The Justice Verma Committee Report in one of its conclusion on child sexual abuse holds “there is an urgent need to audit the performance of all institutions of governance and law and order. It is indeed necessary that we must now have external social audit for the sake of transparency. We also wish to make it clear that every case of a missing child must be registered as FIR”. The Committee further make suggestions of constituting “an oversight mechanism” through the High Court, special training needs programmes, sensitizing officials on sexual abuse of children and strict implementation of provisions of various enactments of child laws. Summing up, we need to consolidate our efforts and focus our energies on existing laws and not look to amending more laws and making still further newer laws, alien to our culture, society, habits, life styles and harsh realities of the common man. In so far child sex abuse is concerned, POCSO is a wholesome law. The Government must create the machinery to implement it and educate its officers besides all stake holders on what it contains. The remedy to handle the public outcry is by implementing POCSO. All child offenders must be charged, tried and punished in accordance with POCSO expeditiously. Speedy, stringent and relentless pursuit of POCSO is the remedy and a possible cure. The State must not waste its time in exploring alternatives when the answers exists in a law made by Parliament for these special offences against children, the most vulnerable section of society. Today’s children are tomorrow’s future. Let us protect them. The laudable endeavours of Late Justice Verma must find implementation.


  • Recording the statement of the child at the residence of the child or at the place of his choice, preferably by a woman police officer not below the rank of sub-inspector. Evidence has to be recorded within 30 days.

  • No child to be detained in the police station in the night for any reason.

  • Police officer to not be in uniform while recording the statement of the child.

  • The statement of the child to be recorded as spoken by the child.

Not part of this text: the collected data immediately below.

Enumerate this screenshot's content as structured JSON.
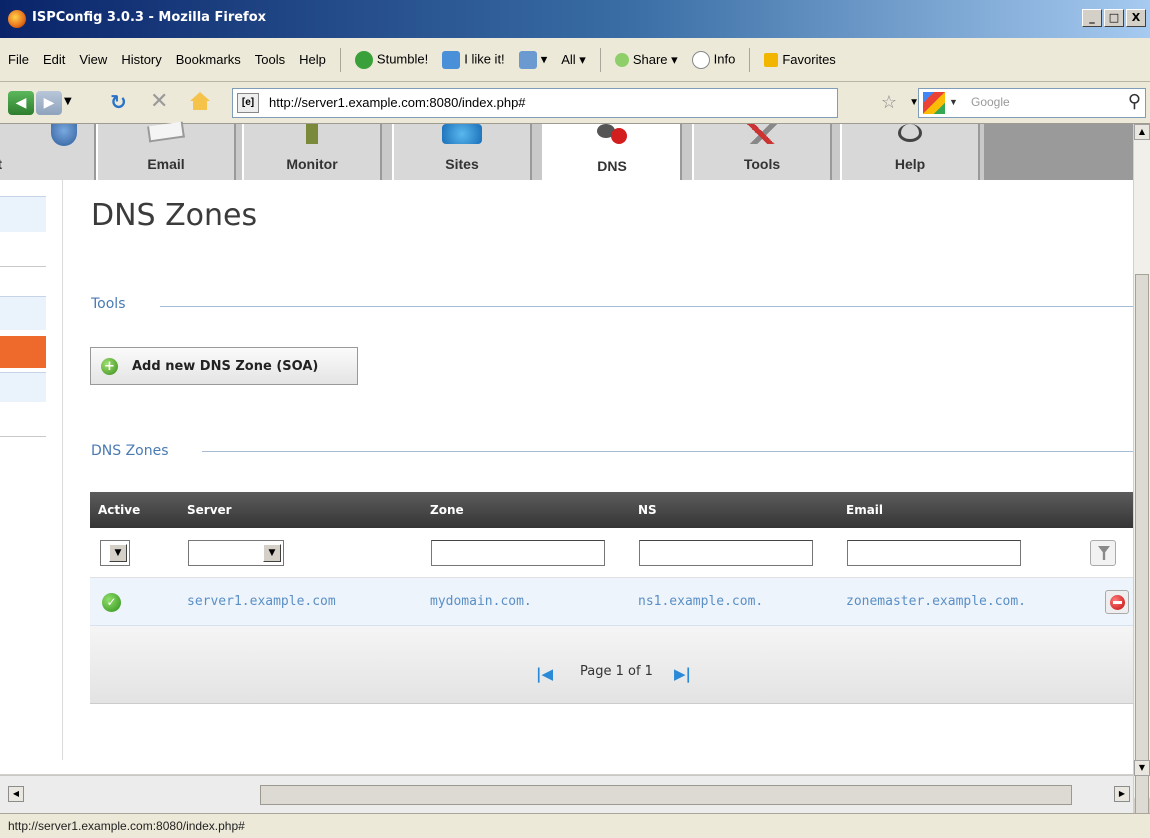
{
  "window": {
    "title": "ISPConfig 3.0.3 - Mozilla Firefox",
    "controls": [
      "_",
      "□",
      "X"
    ]
  },
  "menu": {
    "items": [
      "File",
      "Edit",
      "View",
      "History",
      "Bookmarks",
      "Tools",
      "Help"
    ],
    "toolbar": {
      "stumble": "Stumble!",
      "ilike": "I like it!",
      "all": "All",
      "share": "Share",
      "info": "Info",
      "favorites": "Favorites"
    }
  },
  "nav": {
    "url": "http://server1.example.com:8080/index.php#",
    "search_placeholder": "Google"
  },
  "tabs": [
    "lient",
    "Email",
    "Monitor",
    "Sites",
    "DNS",
    "Tools",
    "Help"
  ],
  "active_tab": "DNS",
  "page": {
    "title": "DNS Zones",
    "tools_label": "Tools",
    "add_button": "Add new DNS Zone (SOA)",
    "list_label": "DNS Zones"
  },
  "table": {
    "headers": [
      "Active",
      "Server",
      "Zone",
      "NS",
      "Email"
    ],
    "rows": [
      {
        "active": true,
        "server": "server1.example.com",
        "zone": "mydomain.com.",
        "ns": "ns1.example.com.",
        "email": "zonemaster.example.com."
      }
    ],
    "pager": "Page 1 of 1"
  },
  "status": {
    "text": "http://server1.example.com:8080/index.php#"
  },
  "colors": {
    "accent": "#4a7ab3",
    "link": "#5a8fc6",
    "header_bg": "#3f3f3f",
    "sidebar_highlight": "#ee6a2c"
  }
}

  • Assistance of an interpreter or translator or an expert as per the need of the child.

  • Child not to see accused at the time of testifying. The evidence of the child shall be recorded within a period of 30 days of the cognizance of the offence.

  • Assistance of special educator or any person familiar with the manner of communication of the child in case child is disabled.

  • Medical examination of the child to be conducted in the presence of the parent of the child or any other person in whom the child has trust or confidence.

  • In case the victim is a girl child, the medical examination shall be conducted by a female doctor.

  • Child not to be called repeatedly to testify and frequent breaks to given to the child during the trial.

  • No aggressive questioning or character assassination of the child.

  • Trial to be in the special court in camera.